Até onde pode ir uma versão? E, no caso dos GUNS N’ ROSES a recriarem BOB DYLAN, será que a versão esvaziou todo o sentido do original?
“Gimme some reggae!” ecoou em Wembley e nas televisões um pouco por todo mundo. WTF?!? Estranho, no mínimo. Mas seria assim que Axl Rose ficaria para a eternidade associado a «Knockin’ on Heaven’s Door». O tema é de 1973, originalmente escrito para o filme ‘Pat Garrett And Billy The Kid’. Lançado no mesmo ano, a película tem direção de Sam Peckinpah, contando com James Coburn e Kris Kristofferson. Bob Dylan, autor da música, também aparece neste western.
A letra é claramente sobre o Vietname, era o auge da contestação e poucos meses depois terminaria a intervenção militar, com a derrota dos Estados Unidos. “Mama take this badge from me / I can’t use it anymore” ou “Mama put my guns in the ground / I can’t shoot them anymore” não deixavam muita margem para outra leitura. Rapidamente se tornou uma música pacifista, celebratória do fim de uma guerra.
Com o tempo, foram muitos os artistas que a adoptaram, recebendo mais de centena e meia de versões. Eric Clapton seria um dos primeiros, em 1975, gravando-a primeiro com Arthur Louis e, depois, num disco a solo. Em ambos os casos, optou por cruzar a folk simples do original, com um ritmo reggae. Anos mais tarde, Roger Waters também a recuperaria em «Flickering Flame – The Solo Years Volume I», de 2002. Outra versão curiosa é a contida em «Wake – In Concert at The Royal Albert Hall», dos THE SISTERS OF MERCY.
Porém, a versão mais popular é mesmo a dos GUNS N’ ROSES. Tudo começa na primeira digressão britânica da banda. Todd Crew, amigo próximo de Slash, viaja para a Europa e cruza-se com o grupo em Londres. No Marquee, onde tocam várias noites, a banda executa pela primeira vez a versão de Dylan. O grupo regressa aos Estados Unidos para terminar «Appetite For Destruction» e no processo, em Nova Iorque, Todd morre de overdose, nos braços de Slash.
Meses mais tarde, num concerto promocional no Ritz, Axl dedica o tema a Todd e, desta forma, «Knockin’ On Heaven’s Door» não só passa a ser uma malha definitiva no live set do grupo como uma homenagem ao amigo próximo.

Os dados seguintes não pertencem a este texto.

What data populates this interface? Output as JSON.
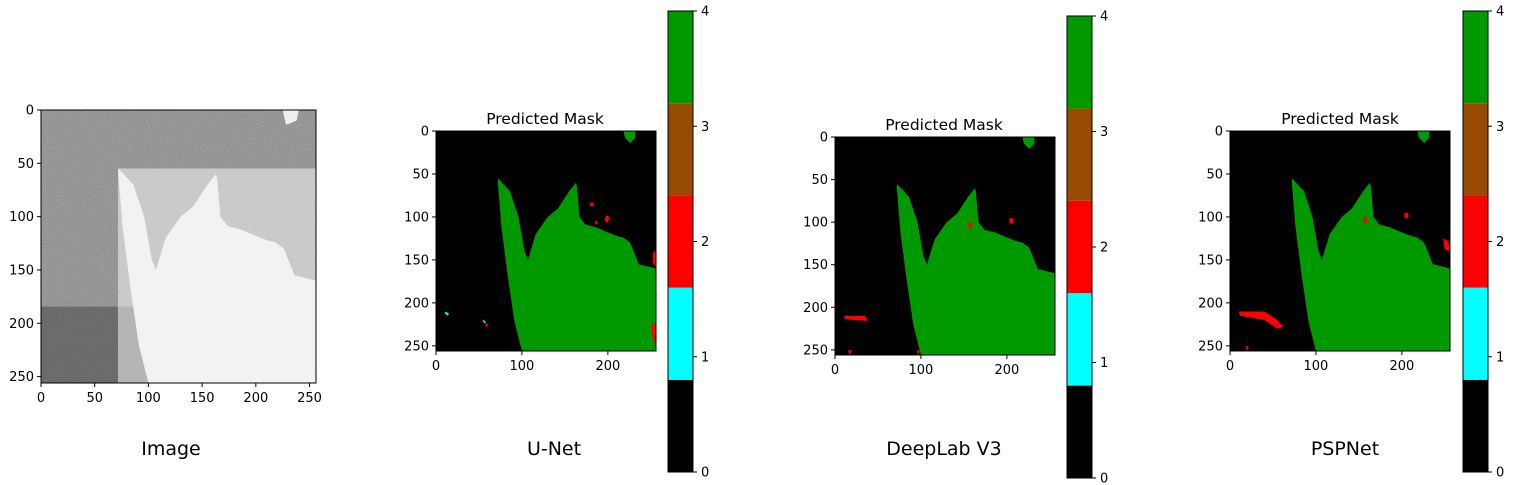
{
  "chart_data": [
    {
      "type": "image",
      "title": "",
      "caption": "Image",
      "xlim": [
        0,
        256
      ],
      "ylim": [
        256,
        0
      ],
      "xticks": [
        0,
        50,
        100,
        150,
        200,
        250
      ],
      "yticks": [
        0,
        50,
        100,
        150,
        200,
        250
      ],
      "has_colorbar": false
    },
    {
      "type": "heatmap",
      "title": "Predicted Mask",
      "caption": "U-Net",
      "xlim": [
        0,
        256
      ],
      "ylim": [
        256,
        0
      ],
      "xticks": [
        0,
        100,
        200
      ],
      "yticks": [
        0,
        50,
        100,
        150,
        200,
        250
      ],
      "has_colorbar": true,
      "regions": [
        {
          "class": 4,
          "points": [
            [
              72,
              55
            ],
            [
              86,
              70
            ],
            [
              96,
              100
            ],
            [
              103,
              140
            ],
            [
              107,
              150
            ],
            [
              116,
              120
            ],
            [
              130,
              100
            ],
            [
              142,
              90
            ],
            [
              155,
              70
            ],
            [
              163,
              60
            ],
            [
              164,
              65
            ],
            [
              167,
              100
            ],
            [
              174,
              109
            ],
            [
              186,
              112
            ],
            [
              200,
              118
            ],
            [
              210,
              122
            ],
            [
              218,
              124
            ],
            [
              226,
              130
            ],
            [
              236,
              155
            ],
            [
              256,
              160
            ],
            [
              256,
              256
            ],
            [
              100,
              256
            ],
            [
              91,
              220
            ],
            [
              83,
              165
            ],
            [
              76,
              110
            ],
            [
              72,
              60
            ]
          ]
        },
        {
          "class": 4,
          "points": [
            [
              218,
              0
            ],
            [
              232,
              0
            ],
            [
              232,
              8
            ],
            [
              226,
              14
            ],
            [
              220,
              8
            ]
          ]
        },
        {
          "class": 2,
          "points": [
            [
              180,
              83
            ],
            [
              184,
              84
            ],
            [
              183,
              88
            ],
            [
              179,
              87
            ]
          ]
        },
        {
          "class": 2,
          "points": [
            [
              198,
              98
            ],
            [
              202,
              100
            ],
            [
              200,
              107
            ],
            [
              196,
              104
            ]
          ]
        },
        {
          "class": 2,
          "points": [
            [
              185,
              104
            ],
            [
              189,
              106
            ],
            [
              186,
              110
            ]
          ]
        },
        {
          "class": 2,
          "points": [
            [
              253,
              140
            ],
            [
              256,
              140
            ],
            [
              256,
              160
            ],
            [
              252,
              152
            ]
          ]
        },
        {
          "class": 2,
          "points": [
            [
              250,
              225
            ],
            [
              256,
              225
            ],
            [
              256,
              250
            ],
            [
              252,
              240
            ]
          ]
        },
        {
          "class": 2,
          "points": [
            [
              57,
              222
            ],
            [
              61,
              226
            ],
            [
              58,
              228
            ]
          ]
        },
        {
          "class": 1,
          "points": [
            [
              10,
              210
            ],
            [
              15,
              212
            ],
            [
              14,
              215
            ],
            [
              11,
              213
            ]
          ]
        },
        {
          "class": 1,
          "points": [
            [
              54,
              219
            ],
            [
              58,
              222
            ],
            [
              56,
              224
            ]
          ]
        }
      ]
    },
    {
      "type": "heatmap",
      "title": "Predicted Mask",
      "caption": "DeepLab V3",
      "xlim": [
        0,
        256
      ],
      "ylim": [
        256,
        0
      ],
      "xticks": [
        0,
        100,
        200
      ],
      "yticks": [
        0,
        50,
        100,
        150,
        200,
        250
      ],
      "has_colorbar": true,
      "regions": [
        {
          "class": 4,
          "points": [
            [
              72,
              55
            ],
            [
              86,
              70
            ],
            [
              96,
              100
            ],
            [
              103,
              140
            ],
            [
              107,
              150
            ],
            [
              116,
              120
            ],
            [
              130,
              100
            ],
            [
              142,
              90
            ],
            [
              155,
              70
            ],
            [
              163,
              60
            ],
            [
              164,
              65
            ],
            [
              167,
              100
            ],
            [
              174,
              109
            ],
            [
              186,
              112
            ],
            [
              200,
              118
            ],
            [
              210,
              122
            ],
            [
              218,
              124
            ],
            [
              226,
              130
            ],
            [
              236,
              155
            ],
            [
              256,
              160
            ],
            [
              256,
              256
            ],
            [
              100,
              256
            ],
            [
              91,
              220
            ],
            [
              83,
              165
            ],
            [
              76,
              110
            ],
            [
              72,
              60
            ]
          ]
        },
        {
          "class": 4,
          "points": [
            [
              218,
              0
            ],
            [
              232,
              0
            ],
            [
              232,
              8
            ],
            [
              226,
              14
            ],
            [
              220,
              8
            ]
          ]
        },
        {
          "class": 2,
          "points": [
            [
              156,
              100
            ],
            [
              160,
              100
            ],
            [
              159,
              108
            ],
            [
              155,
              106
            ]
          ]
        },
        {
          "class": 2,
          "points": [
            [
              203,
              95
            ],
            [
              208,
              96
            ],
            [
              207,
              102
            ],
            [
              203,
              101
            ]
          ]
        },
        {
          "class": 2,
          "points": [
            [
              10,
              210
            ],
            [
              35,
              210
            ],
            [
              38,
              216
            ],
            [
              12,
              214
            ]
          ]
        },
        {
          "class": 2,
          "points": [
            [
              15,
              250
            ],
            [
              20,
              251
            ],
            [
              17,
              256
            ]
          ]
        },
        {
          "class": 2,
          "points": [
            [
              95,
              250
            ],
            [
              99,
              251
            ],
            [
              97,
              256
            ]
          ]
        }
      ]
    },
    {
      "type": "heatmap",
      "title": "Predicted Mask",
      "caption": "PSPNet",
      "xlim": [
        0,
        256
      ],
      "ylim": [
        256,
        0
      ],
      "xticks": [
        0,
        100,
        200
      ],
      "yticks": [
        0,
        50,
        100,
        150,
        200,
        250
      ],
      "has_colorbar": true,
      "regions": [
        {
          "class": 4,
          "points": [
            [
              72,
              55
            ],
            [
              86,
              70
            ],
            [
              96,
              100
            ],
            [
              103,
              140
            ],
            [
              107,
              150
            ],
            [
              116,
              120
            ],
            [
              130,
              100
            ],
            [
              142,
              90
            ],
            [
              155,
              70
            ],
            [
              163,
              60
            ],
            [
              164,
              65
            ],
            [
              167,
              100
            ],
            [
              174,
              109
            ],
            [
              186,
              112
            ],
            [
              200,
              118
            ],
            [
              210,
              122
            ],
            [
              218,
              124
            ],
            [
              226,
              130
            ],
            [
              236,
              155
            ],
            [
              256,
              160
            ],
            [
              256,
              256
            ],
            [
              100,
              256
            ],
            [
              91,
              220
            ],
            [
              83,
              165
            ],
            [
              76,
              110
            ],
            [
              72,
              60
            ]
          ]
        },
        {
          "class": 4,
          "points": [
            [
              218,
              0
            ],
            [
              232,
              0
            ],
            [
              232,
              8
            ],
            [
              226,
              14
            ],
            [
              220,
              8
            ]
          ]
        },
        {
          "class": 2,
          "points": [
            [
              156,
              100
            ],
            [
              160,
              100
            ],
            [
              159,
              108
            ],
            [
              155,
              106
            ]
          ]
        },
        {
          "class": 2,
          "points": [
            [
              203,
              95
            ],
            [
              208,
              96
            ],
            [
              207,
              102
            ],
            [
              203,
              101
            ]
          ]
        },
        {
          "class": 2,
          "points": [
            [
              248,
              125
            ],
            [
              254,
              128
            ],
            [
              256,
              140
            ],
            [
              250,
              138
            ]
          ]
        },
        {
          "class": 2,
          "points": [
            [
              10,
              210
            ],
            [
              40,
              210
            ],
            [
              55,
              220
            ],
            [
              62,
              228
            ],
            [
              55,
              230
            ],
            [
              40,
              220
            ],
            [
              12,
              215
            ]
          ]
        },
        {
          "class": 2,
          "points": [
            [
              18,
              250
            ],
            [
              22,
              251
            ],
            [
              20,
              256
            ]
          ]
        }
      ]
    }
  ],
  "colorbar": {
    "ticks": [
      "0",
      "1",
      "2",
      "3",
      "4"
    ],
    "classes": [
      {
        "value": 0,
        "color": "#000000"
      },
      {
        "value": 1,
        "color": "#00ffff"
      },
      {
        "value": 2,
        "color": "#ff0000"
      },
      {
        "value": 3,
        "color": "#964b00"
      },
      {
        "value": 4,
        "color": "#009900"
      }
    ]
  }
}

Em 1991, entre as várias versões gravadas, surge uma do tema, em estúdio, no álbum «Use Your Illusion II».
Com a Use Your Illusion World Tour, o grupo assume uma dimensão hollywoodesca, com a formação expandida para incluir percussão, teclas e coros. Essa digressão, que duraria um par de anos, acaba por cruzar-se com a homenagem a Freddie Mercury — estava-se em 1992, e acontecia o The Freddie Mercury Tribute Concert. A 20 de Abril o evento reuniria METALLICA, GUNS N’ ROSES, EXTREME e DEF LEPPARD, entre outros, sendo televisionado para todo o mundo, trazendo à memória a performance, no mesmo local, anos antes, de QUEEN no Live’Aid.
O grupo de Slash executou três temas: «Paradise City», «Only Women Bleed» e «Knockin’ On Heaven’s Door». Este último veio a ser editado em single, ficando como vídeo promocional a actuação em Wembley. O tema começa singelo, tal como na abordagem. Slash conduz, mas logo a distorção assume um peso maior que no original, com a double neck a permitir diferentes afinações.
Freddie era um personagem demasiado grande e Axl Rose não poderia ficar atrás e, pouco passa dos três minutos, quando se começam a escutar-se os coros, conferindo ao tema um registo mais próprio da Broadway que da introspecção que Dylan teria idealizado. Os três minutos originais, multiplicavam-se para nove, face aos diferentes solos. E aos seis minutos, Axl tenta arrastar toda a multidão de Wembley, como anos antes Freddie tinha feito com «Radio Gaga».
Consegue, mas não se fica por aí e entra nas suas habituais corridas, clamando por reggae. Naquele instante, «Knockin’ On Heaven’s Door» deixa de ser a mensagem anti-guerra, ou a singela homenagem a Todd, transformando-se apenas numa canção hedonista que almeja “chegar ao céu”. E assim, se pode desvirtuar um tema.